While the California Supreme Court is still reviewing the question whether a writ of mandate is the sole method of reviewing an order on a motion for good faith settlement (Code Civ. Proc., 877.6, subd. (e); In re Pacific Fertility Cases (2022) 78 Cal.App.5th 568, review granted August 17, 2022, S275134), a defendant appealed the denial of its motion in Armstrong Townhomes, LLC v. Milgard Mfg. (D1d2 Mar. 9, 2023 No. A164469) (nonpub. opn.).
The problem with the notice of appeal was it was filed 68 days after the notice of entry of order—too late. (Recall, however, that writ petitions are not subject to the jurisdictional filing deadlines.)

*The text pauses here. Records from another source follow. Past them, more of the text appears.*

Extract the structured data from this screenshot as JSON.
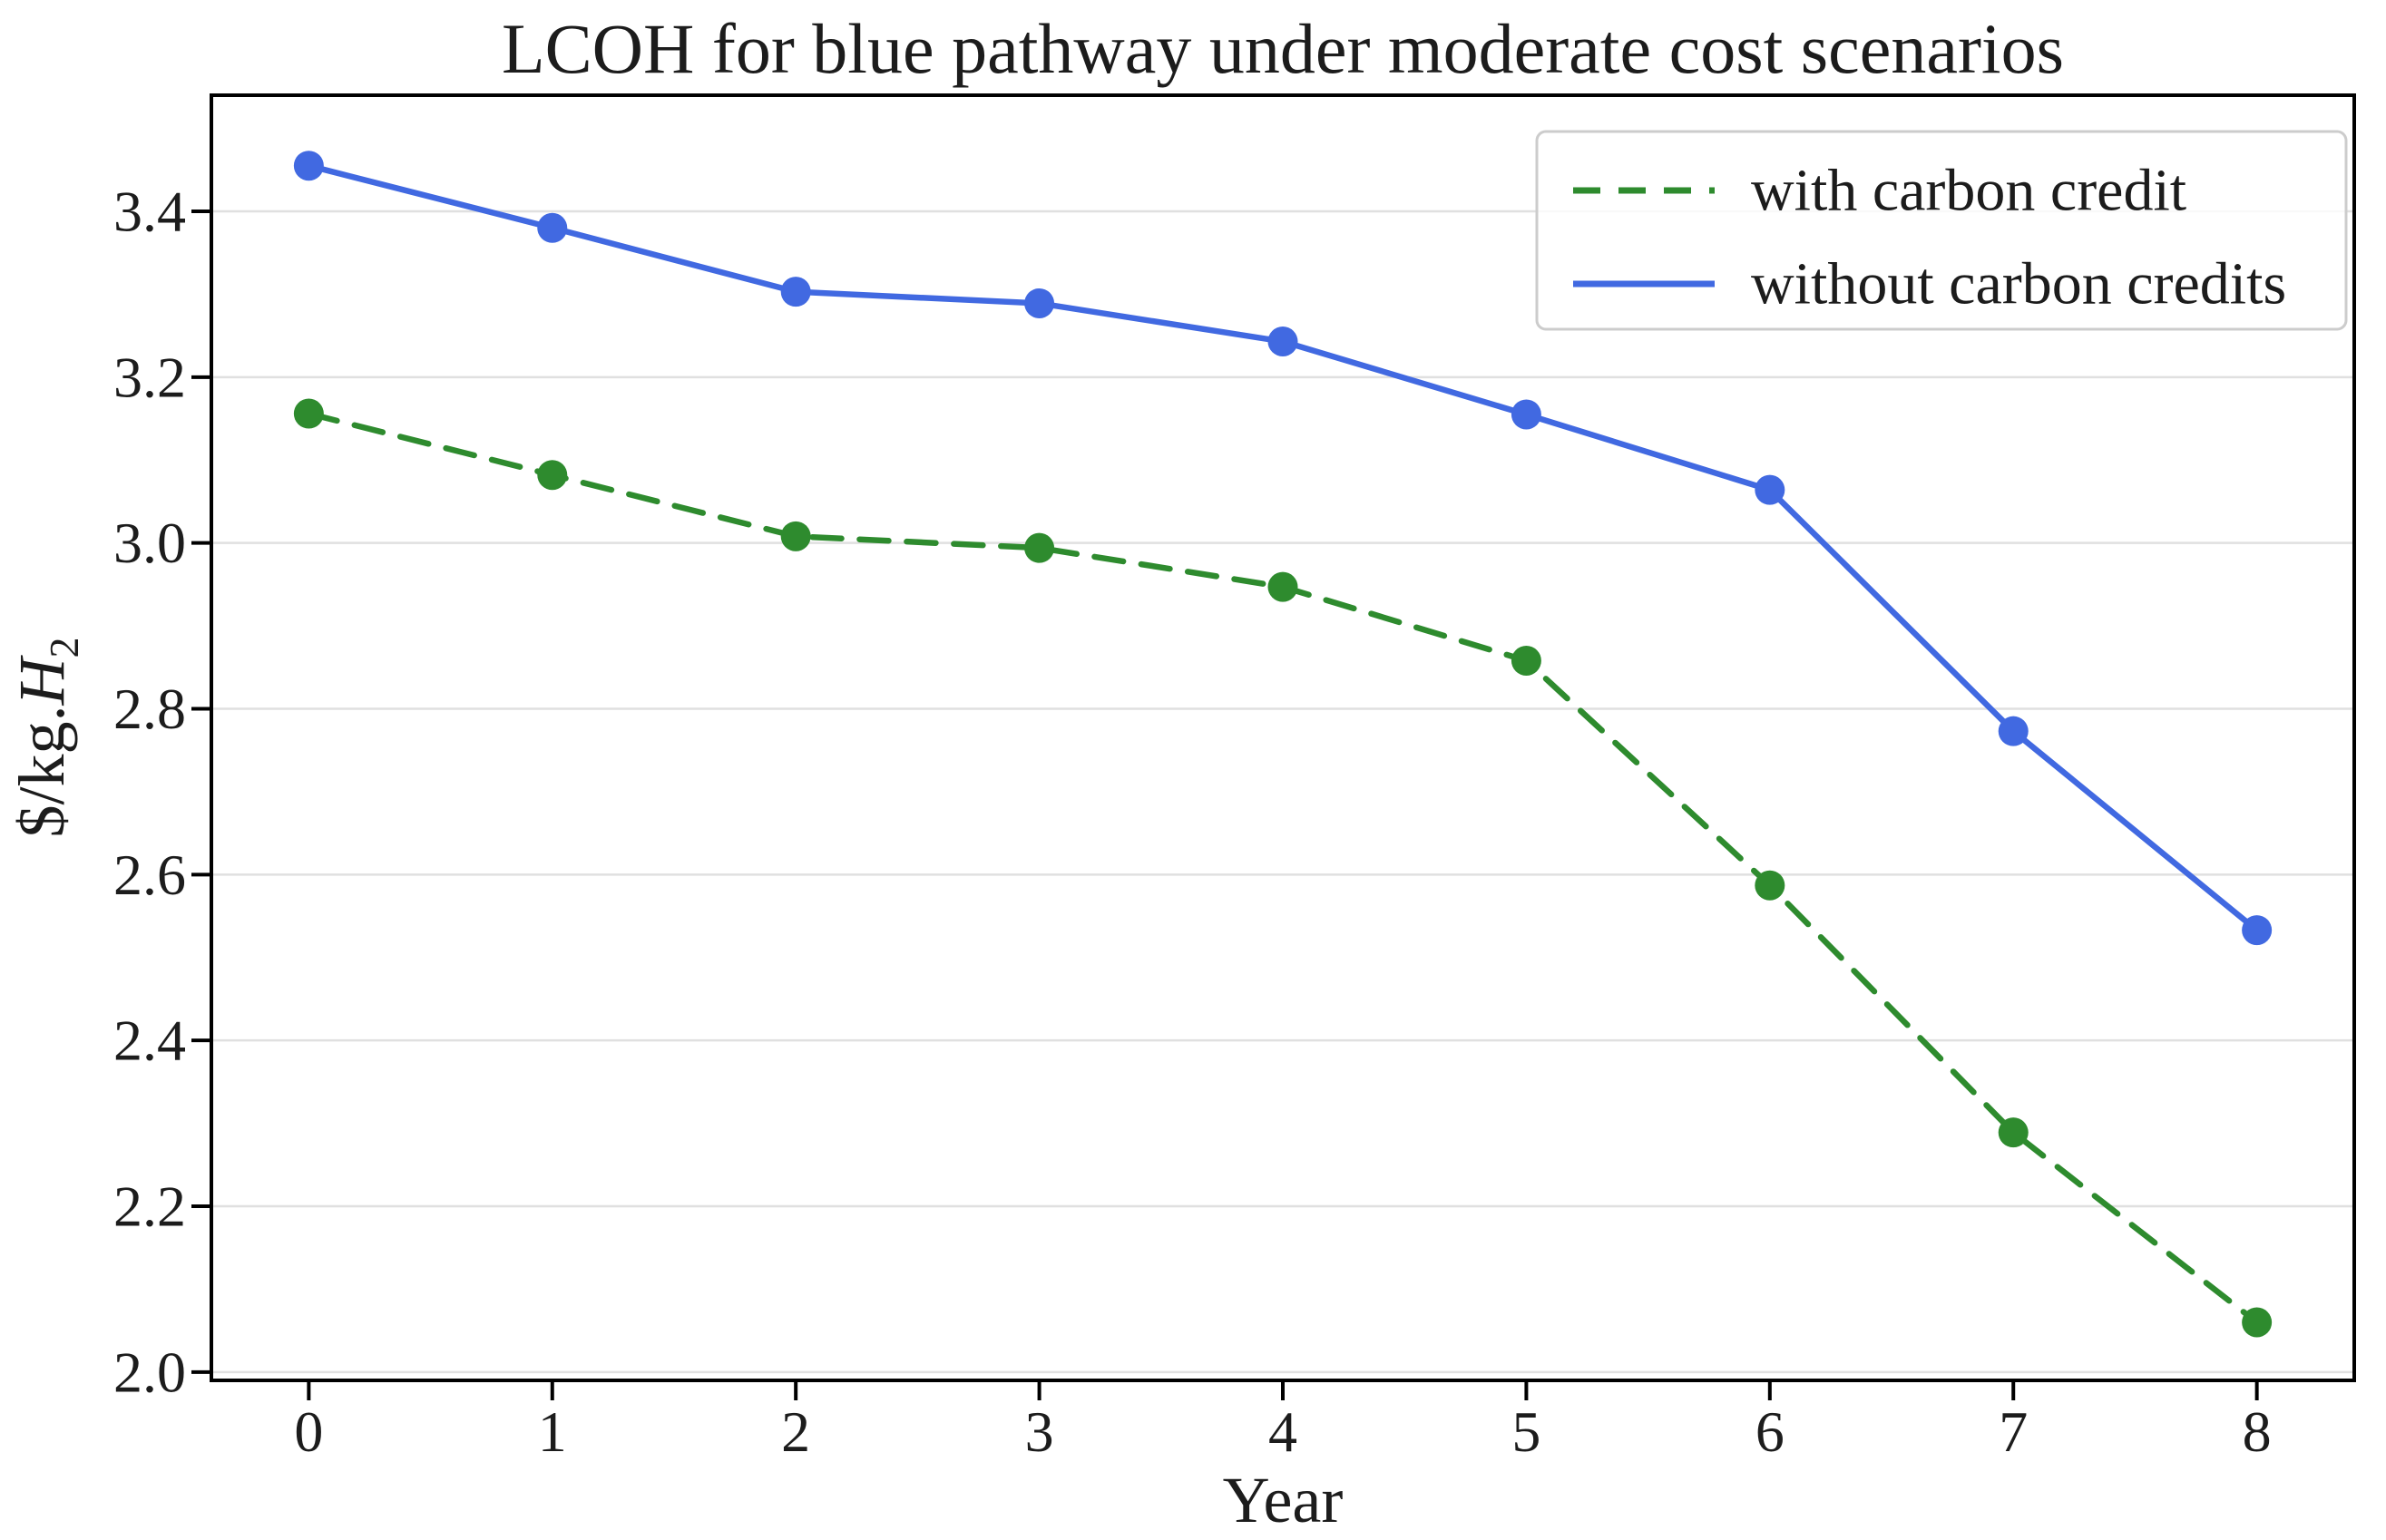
{
  "chart_data": {
    "type": "line",
    "title": "LCOH for blue pathway under moderate cost scenarios",
    "xlabel": "Year",
    "ylabel": {
      "prefix": "$/kg.",
      "symbol": "H",
      "subscript": "2"
    },
    "x": [
      0,
      1,
      2,
      3,
      4,
      5,
      6,
      7,
      8
    ],
    "series": [
      {
        "name": "with carbon credit",
        "color": "#2e8b2e",
        "style": "dashed",
        "marker": "circle",
        "values": [
          3.156,
          3.082,
          3.008,
          2.994,
          2.947,
          2.858,
          2.587,
          2.289,
          2.06
        ]
      },
      {
        "name": "without carbon credits",
        "color": "#4169e1",
        "style": "solid",
        "marker": "circle",
        "values": [
          3.455,
          3.38,
          3.303,
          3.289,
          3.243,
          3.155,
          3.064,
          2.773,
          2.533
        ]
      }
    ],
    "xticks": [
      0,
      1,
      2,
      3,
      4,
      5,
      6,
      7,
      8
    ],
    "yticks": [
      2.0,
      2.2,
      2.4,
      2.6,
      2.8,
      3.0,
      3.2,
      3.4
    ],
    "xlim": [
      -0.4,
      8.4
    ],
    "ylim": [
      1.99,
      3.54
    ],
    "grid": "horizontal",
    "grid_color": "#e0e0e0",
    "legend_position": "upper right",
    "spine_color": "#000000"
  }
}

So the Court of Appeal asked the defendant to file a letter brief explaining why the appeal should not be dismissed. Here, the defendant had taken the position that the appeal was filed only after the Court of Appeal had summarily denied a writ petition—yet there was no writ petition in the record. What, the court wanted to know, was the defendant talking about?
But the defendant did not file the invited letter brief. Counsel sent the clerk an email indicating they “plan on submitting a letter brief,” but due to preparation for an upcoming trial, they needed an extension, which the court declined.
The requested brief having never been filed, the court dismissed the appeal as untimely.